Nearly all technical analysts of stocks and other securities make use of technical indicators to help them make trading and investing decisions.
Technical indicators are created by applying some mathematical calculation or function to the price and volume data of an underlying security. Technical analysts frequently compare the behavior and structure of indicators with the actual price and volume information. Today, I’d like to focus on market divergence signals – what are they, why they don’t always work, and some guidelines for how we can use them as active investors in today’s market.
Divergence Defined
Comparing the two lines gives rise to the concept of “divergence” – a situation where the price of a security is moving in one direction and the indicator in the other.
A significant market divergence signal is regarded as a reliable sign of a pending price trend change. For example, if the price of a security is trending down, while an indicator has started moving higher, technical analysts will conclude that the price of the security is about to reverse and start moving higher as well.
Pitfalls of Divergence
Unfortunately, market divergence indicators happen to be the most overused and poorly understood technical concept, leading many traders to make wrong decisions about the status of the market or the likely direction of a security.
In the last 3-4 years, instances of “negative divergence” have repeatedly been cited as the reason for a pending stock market top by many bearishly inclined analysts.
Conclusion
Here are some high-level guidelines for how traders should use indicators and approach market divergence:
- Only Price Matters – Nearly all indicators are derived from price and volume information. Your trading or investing decisions should always be driven by what the price is doing, while you can use an indicator to confirm or support the decision. It should never be the other way around.
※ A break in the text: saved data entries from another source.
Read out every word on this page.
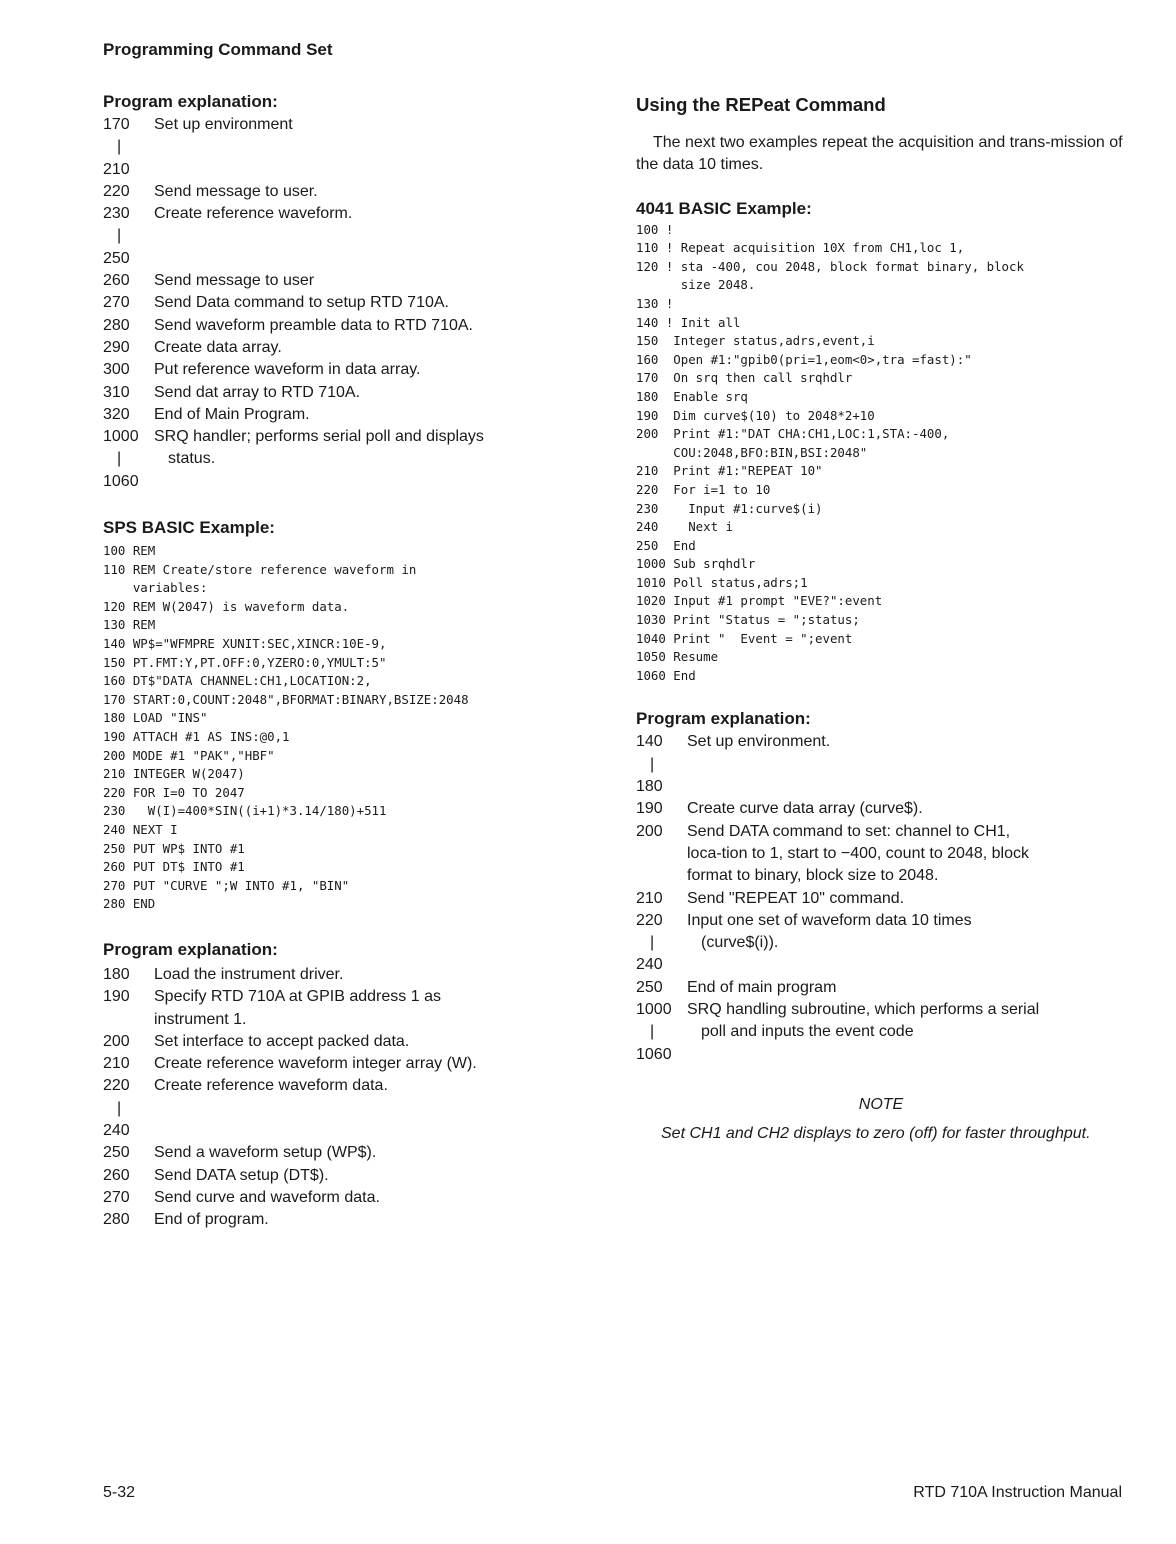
Programming Command Set
Program explanation:
170	Set up environment
|
210
220	Send message to user.
230	Create reference waveform.
|
250
260	Send message to user
270	Send Data command to setup RTD 710A.
280	Send waveform preamble data to RTD 710A.
290	Create data array.
300	Put reference waveform in data array.
310	Send dat array to RTD 710A.
320	End of Main Program.
1000 SRQ handler; performs serial poll and displays
|	status.
1060
SPS BASIC Example:
100 REM
110 REM Create/store reference waveform in
variables:
120 REM W(2047) is waveform data.
130 REM
140 WP$="WFMPRE XUNIT:SEC,XINCR:10E-9,
150 PT.FMT:Y,PT.OFF:0,YZERO:0,YMULT:5"
160 DT$"DATA CHANNEL:CH1,LOCATION:2,
170 START:0,COUNT:2048",BFORMAT:BINARY,BSIZE:2048
180 LOAD "INS"
190 ATTACH #1 AS INS:@0,1
200 MODE #1 "PAK","HBF"
210 INTEGER W(2047)
220 FOR I=0 TO 2047
230   W(I)=400*SIN((i+1)*3.14/180)+511
240 NEXT I
250 PUT WP$ INTO #1
260 PUT DT$ INTO #1
270 PUT "CURVE ";W INTO #1, "BIN"
280 END
Program explanation:
180	Load the instrument driver.
190	Specify RTD 710A at GPIB address 1 as
instrument 1.
200	Set interface to accept packed data.
210	Create reference waveform integer array (W).
220	Create reference waveform data.
|
240
250	Send a waveform setup (WP$).
260	Send DATA setup (DT$).
270	Send curve and waveform data.
280	End of program.
Using the REPeat Command

The next two examples repeat the acquisition and trans-mission of the data 10 times.

4041 BASIC Example:
100 !
110 ! Repeat acquisition 10X from CH1,loc 1,
120 ! sta -400, cou 2048, block format binary, block
size 2048.
130 !
140 ! Init all
150  Integer status,adrs,event,i
160  Open #1:"gpib0(pri=1,eom<0>,tra =fast):"
170  On srq then call srqhdlr
180  Enable srq
190  Dim curve$(10) to 2048*2+10
200  Print #1:"DAT CHA:CH1,LOC:1,STA:-400,
COU:2048,BFO:BIN,BSI:2048"
210  Print #1:"REPEAT 10"
220  For i=1 to 10
230    Input #1:curve$(i)
240    Next i
250  End
1000 Sub srqhdlr
1010 Poll status,adrs;1
1020 Input #1 prompt "EVE?":event
1030 Print "Status = ";status;
1040 Print "  Event = ";event
1050 Resume
1060 End
Program explanation:
140	Set up environment.
|
180
190	Create curve data array (curve$).
200	Send DATA command to set: channel to CH1,
loca-tion to 1, start to −400, count to 2048, block
format to binary, block size to 2048.
210	Send "REPEAT 10" command.
220	Input one set of waveform data 10 times
|	(curve$(i)).
240
250	End of main program
1000 SRQ handling subroutine, which performs a serial
|	poll and inputs the event code
1060

NOTE

Set CH1 and CH2 displays to zero (off) for faster throughput.

5-32	RTD 710A Instruction Manual
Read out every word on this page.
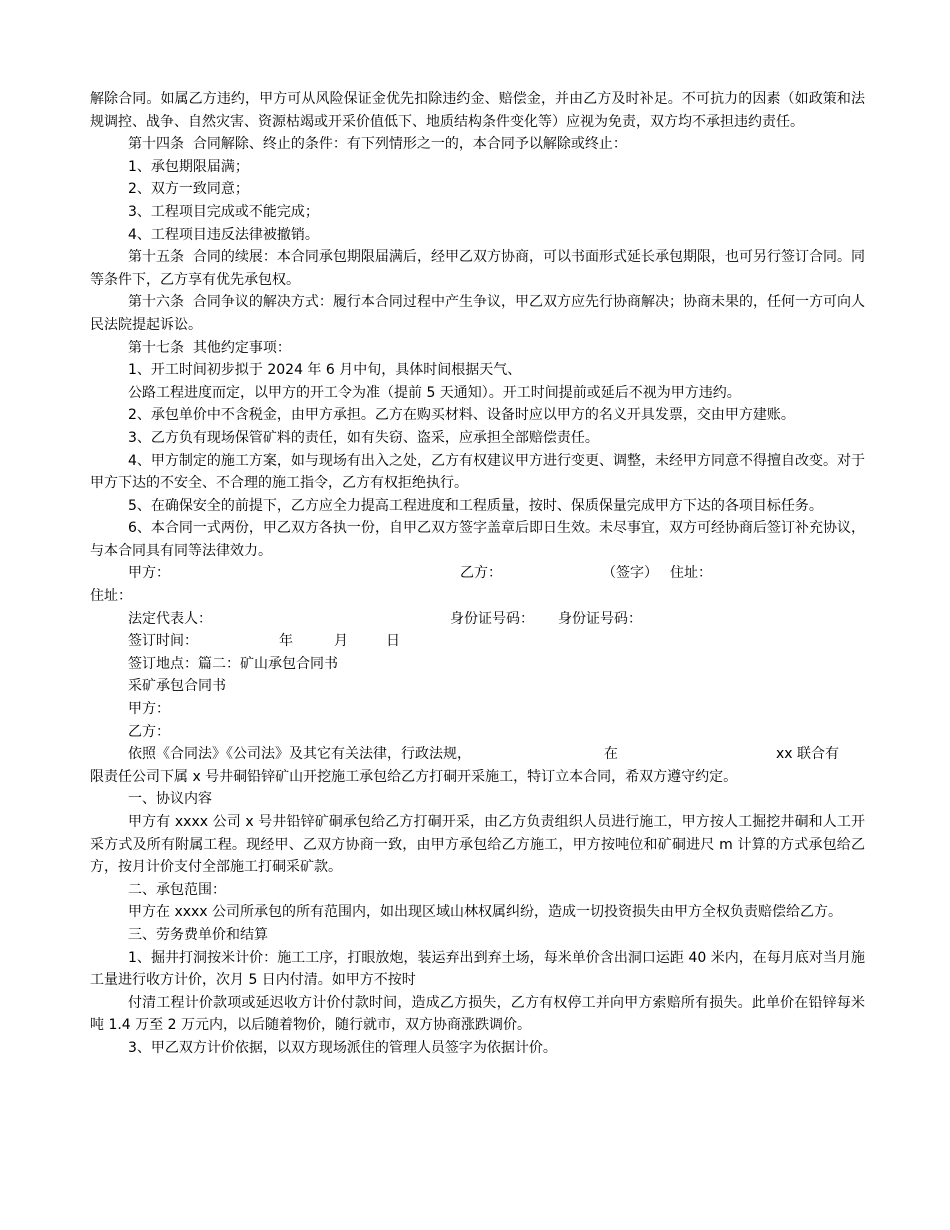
解除合同。如属乙方违约，甲方可从风险保证金优先扣除违约金、赔偿金，并由乙方及时补足。不可抗力的因素（如政策和法规调控、战争、自然灾害、资源枯竭或开采价值低下、地质结构条件变化等）应视为免责，双方均不承担违约责任。

第十四条  合同解除、终止的条件：有下列情形之一的，本合同予以解除或终止：

1、承包期限届满；

2、双方一致同意；

3、工程项目完成或不能完成；

4、工程项目违反法律被撤销。

第十五条  合同的续展：本合同承包期限届满后，经甲乙双方协商，可以书面形式延长承包期限，也可另行签订合同。同等条件下，乙方享有优先承包权。

第十六条  合同争议的解决方式：履行本合同过程中产生争议，甲乙双方应先行协商解决；协商未果的，任何一方可向人民法院提起诉讼。

第十七条  其他约定事项：

1、开工时间初步拟于 2024 年 6 月中旬，具体时间根据天气、

公路工程进度而定，以甲方的开工令为准（提前 5 天通知）。开工时间提前或延后不视为甲方违约。

2、承包单价中不含税金，由甲方承担。乙方在购买材料、设备时应以甲方的名义开具发票，交由甲方建账。

3、乙方负有现场保管矿料的责任，如有失窃、盗采，应承担全部赔偿责任。

4、甲方制定的施工方案，如与现场有出入之处，乙方有权建议甲方进行变更、调整，未经甲方同意不得擅自改变。对于甲方下达的不安全、不合理的施工指令，乙方有权拒绝执行。

5、在确保安全的前提下，乙方应全力提高工程进度和工程质量，按时、保质保量完成甲方下达的各项目标任务。

6、本合同一式两份，甲乙双方各执一份，自甲乙双方签字盖章后即日生效。未尽事宜，双方可经协商后签订补充协议，与本合同具有同等法律效力。

甲方：	乙方：	（签字） 住址：
住址：
法定代表人：	身份证号码：	身份证号码：
签订时间：	年	月	日

签订地点：篇二：矿山承包合同书

采矿承包合同书

甲方：

乙方：

依照《合同法》《公司法》及其它有关法律，行政法规，	在	xx 联合有

限责任公司下属 x 号井硐铅锌矿山开挖施工承包给乙方打硐开采施工，特订立本合同，希双方遵守约定。

一、协议内容

甲方有 xxxx 公司 x 号井铅锌矿硐承包给乙方打硐开采，由乙方负责组织人员进行施工，甲方按人工掘挖井硐和人工开采方式及所有附属工程。现经甲、乙双方协商一致，由甲方承包给乙方施工，甲方按吨位和矿硐进尺 m 计算的方式承包给乙方，按月计价支付全部施工打硐采矿款。

二、承包范围：

甲方在 xxxx 公司所承包的所有范围内，如出现区域山林权属纠纷，造成一切投资损失由甲方全权负责赔偿给乙方。

三、劳务费单价和结算

1、掘井打洞按米计价：施工工序，打眼放炮，装运弃出到弃土场，每米单价含出洞口运距 40 米内，在每月底对当月施工量进行收方计价，次月 5 日内付清。如甲方不按时

付清工程计价款项或延迟收方计价付款时间，造成乙方损失，乙方有权停工并向甲方索赔所有损失。此单价在铅锌每米吨 1.4 万至 2 万元内，以后随着物价，随行就市，双方协商涨跌调价。

3、甲乙双方计价依据，以双方现场派住的管理人员签字为依据计价。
- Know Your Indicator – If you are going to commit capital based on any indicator (even in the supporting role) make sure you understand how it is calculated and how it behaves under all market conditions. Most importantly, make sure you understand its limitations and conditions under which its reliability is suspect.
- No Edge In Divergence – Price-indicator divergences frequently produce false signals and should always be taken with a big grain of salt, especially in trending markets.